Before the raid, the resident – Bacon – was taken into custody during a traffic stop outside of his home. He was found with a loaded stolen .38-caliber revolver, the report said.
Inside the home, police found nine handguns and 13 long guns, including one stolen pistol, along with a TASER stun gun and a ballistic bullet resistant vest. Police also found two 6-inch pipe bombs with a green fuse and a 12-in, 64oz “Bubba Keg” also with a green fuse, each described as “working devices,” the report said.
Bacon was already a convicted felon, so the .38 was enough to land him back in prison all on its own. However, Bacon’s a drug dealer. Guns are a requirement for his chosen career path. He deals with unsavory people, and so, of course, he wanted to arm himself.
Then again, he’s an unsavory person, so…
Yet how did a convicted felon end up with more than 20 firearms when the law expressly forbids it? That’s easy. The hint is in the status of the .38. It was stolen.

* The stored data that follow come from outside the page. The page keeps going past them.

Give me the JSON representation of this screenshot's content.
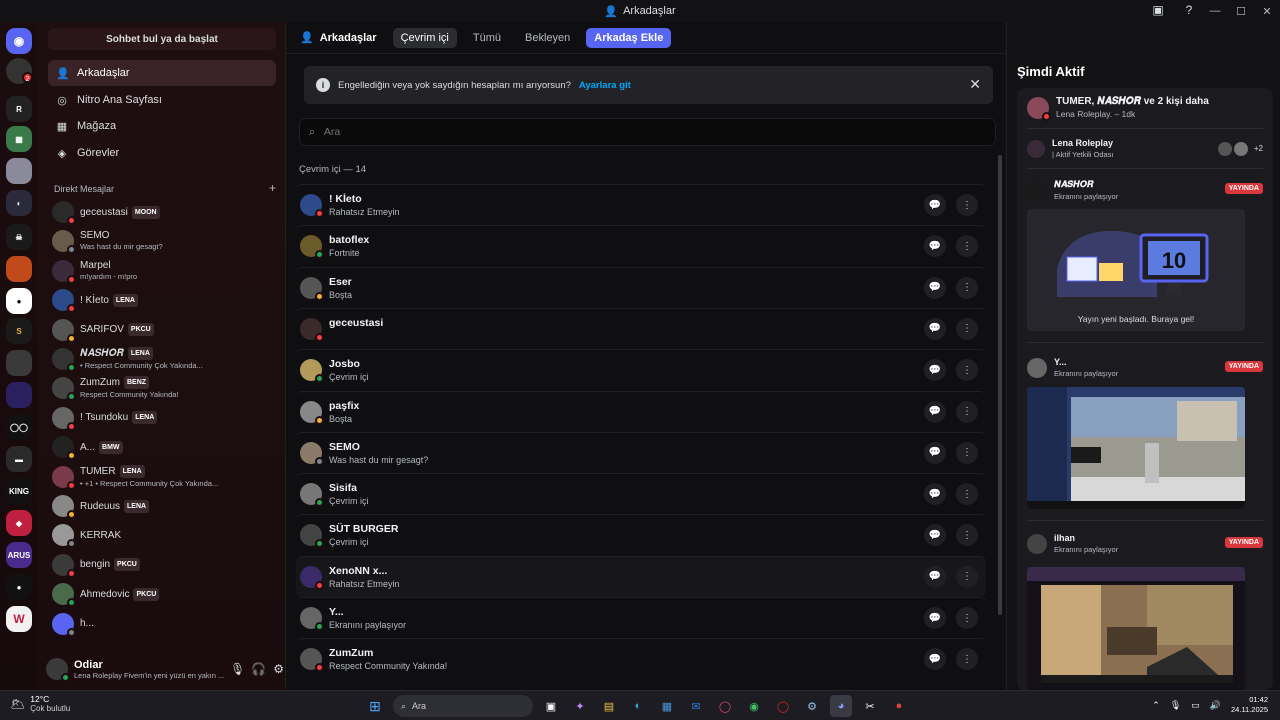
{
  "window": {
    "title": "Arkadaşlar"
  },
  "colors": {
    "accent": "#5865f2",
    "live": "#da373c",
    "online": "#23a55a",
    "dnd": "#f23f43",
    "idle": "#f0b232"
  },
  "rail": {
    "badge_count": "2"
  },
  "dm_column": {
    "search_label": "Sohbet bul ya da başlat",
    "nav": [
      {
        "label": "Arkadaşlar",
        "icon": "friends-icon"
      },
      {
        "label": "Nitro Ana Sayfası",
        "icon": "nitro-icon"
      },
      {
        "label": "Mağaza",
        "icon": "shop-icon"
      },
      {
        "label": "Görevler",
        "icon": "quests-icon"
      }
    ],
    "dm_header": "Direkt Mesajlar",
    "dm_add": "+",
    "dms": [
      {
        "name": "geceustasi",
        "tag": "MOON",
        "sub": "",
        "status": "dnd"
      },
      {
        "name": "SEMO",
        "tag": "",
        "sub": "Was hast du mir gesagt?",
        "status": "off"
      },
      {
        "name": "Marpel",
        "tag": "",
        "sub": "m!yardım - m!pro",
        "status": "dnd"
      },
      {
        "name": "! Kİeto",
        "tag": "LENA",
        "sub": "",
        "status": "dnd"
      },
      {
        "name": "SARIFOV",
        "tag": "PKCU",
        "sub": "",
        "status": "idle"
      },
      {
        "name": "𝑵𝑨𝑺𝑯𝑶𝑹",
        "tag": "LENA",
        "sub": "• Respect Community Çok Yakında...",
        "status": "on"
      },
      {
        "name": "ZumZum",
        "tag": "BENZ",
        "sub": "Respect Community Yakında!",
        "status": "on"
      },
      {
        "name": "! Tsundoku",
        "tag": "LENA",
        "sub": "",
        "status": "dnd"
      },
      {
        "name": "A...",
        "tag": "BMW",
        "sub": "",
        "status": "idle"
      },
      {
        "name": "TUMER",
        "tag": "LENA",
        "sub": "• +1 • Respect Community Çok Yakında...",
        "status": "dnd"
      },
      {
        "name": "Rudeuus",
        "tag": "LENA",
        "sub": "",
        "status": "idle"
      },
      {
        "name": "KERRAK",
        "tag": "",
        "sub": "",
        "status": "off"
      },
      {
        "name": "bengin",
        "tag": "PKCU",
        "sub": "",
        "status": "dnd"
      },
      {
        "name": "Ahmedovic",
        "tag": "PKCU",
        "sub": "",
        "status": "on"
      },
      {
        "name": "h...",
        "tag": "",
        "sub": "",
        "status": "off"
      }
    ],
    "user": {
      "name": "Odiar",
      "sub": "Lena Roleplay Fivem'in yeni yüzü en yakın ..."
    }
  },
  "main": {
    "title": "Arkadaşlar",
    "tabs": [
      "Çevrim içi",
      "Tümü",
      "Bekleyen"
    ],
    "add_friend": "Arkadaş Ekle",
    "notice": {
      "text": "Engellediğin veya yok saydığın hesapları mı arıyorsun?",
      "link": "Ayarlara git"
    },
    "search_placeholder": "Ara",
    "count_label": "Çevrim içi — 14",
    "friends": [
      {
        "name": "! Kİeto",
        "sub": "Rahatsız Etmeyin",
        "status": "dnd",
        "color": "#2d4a8a"
      },
      {
        "name": "batoflex",
        "sub": "Fortnite",
        "status": "on",
        "color": "#6b5a2a"
      },
      {
        "name": "Eser",
        "sub": "Boşta",
        "status": "idle",
        "color": "#555"
      },
      {
        "name": "geceustasi",
        "sub": "",
        "status": "dnd",
        "color": "#3a2a2a"
      },
      {
        "name": "Josbo",
        "sub": "Çevrim içi",
        "status": "on",
        "color": "#b39a5a"
      },
      {
        "name": "paşfix",
        "sub": "Boşta",
        "status": "idle",
        "color": "#888"
      },
      {
        "name": "SEMO",
        "sub": "Was hast du mir gesagt?",
        "status": "off",
        "color": "#8a7a6a"
      },
      {
        "name": "Sisifa",
        "sub": "Çevrim içi",
        "status": "on",
        "color": "#777"
      },
      {
        "name": "SÜT BURGER",
        "sub": "Çevrim içi",
        "status": "on",
        "color": "#444"
      },
      {
        "name": "XenoNN x...",
        "sub": "Rahatsız Etmeyin",
        "status": "dnd",
        "color": "#3a2a6a"
      },
      {
        "name": "Y...",
        "sub": "Ekranını paylaşıyor",
        "status": "on",
        "color": "#666"
      },
      {
        "name": "ZumZum",
        "sub": "Respect Community Yakında!",
        "status": "dnd",
        "color": "#555"
      }
    ]
  },
  "active_now": {
    "title": "Şimdi Aktif",
    "group": {
      "name": "TUMER, 𝑵𝑨𝑺𝑯𝑶𝑹 ve 2 kişi daha",
      "sub": "Lena Roleplay. – 1dk"
    },
    "voice": {
      "name": "Lena Roleplay",
      "sub": "| Aktif Yetkili Odası",
      "extra": "+2"
    },
    "live_label": "YAYINDA",
    "streams": [
      {
        "name": "𝑵𝑨𝑺𝑯𝑶𝑹",
        "sub": "Ekranını paylaşıyor",
        "thumb_text": "Yayın yeni başladı. Buraya gel!",
        "big_number": "10"
      },
      {
        "name": "Y...",
        "sub": "Ekranını paylaşıyor"
      },
      {
        "name": "ilhan",
        "sub": "Ekranını paylaşıyor"
      }
    ]
  },
  "taskbar": {
    "temp": "12°C",
    "condition": "Çok bulutlu",
    "search": "Ara",
    "time": "01:42",
    "date": "24.11.2025"
  }
}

That suggests that Bacon bought his guns on the black market.
Despite all the gun laws on the books and every law being discussed at this moment at the state and federal level, this career criminal was able to get his hands on firearms. Just because only one was reported as a stolen pistol doesn’t mean the others weren’t. If someone doesn’t report their stolen gun with a serial number, it’s unlikely they’ll show up as stolen guns when a criminal is caught with them.
Additionally, they might have come via straw buys. Again, also illegal.
If you can’t keep guns out of a felon’s hands despite the laws already on the books, why are you trying to restrict guns for law-abiding citizens? What we have is failing to stop anything. Bacon is living proof of that.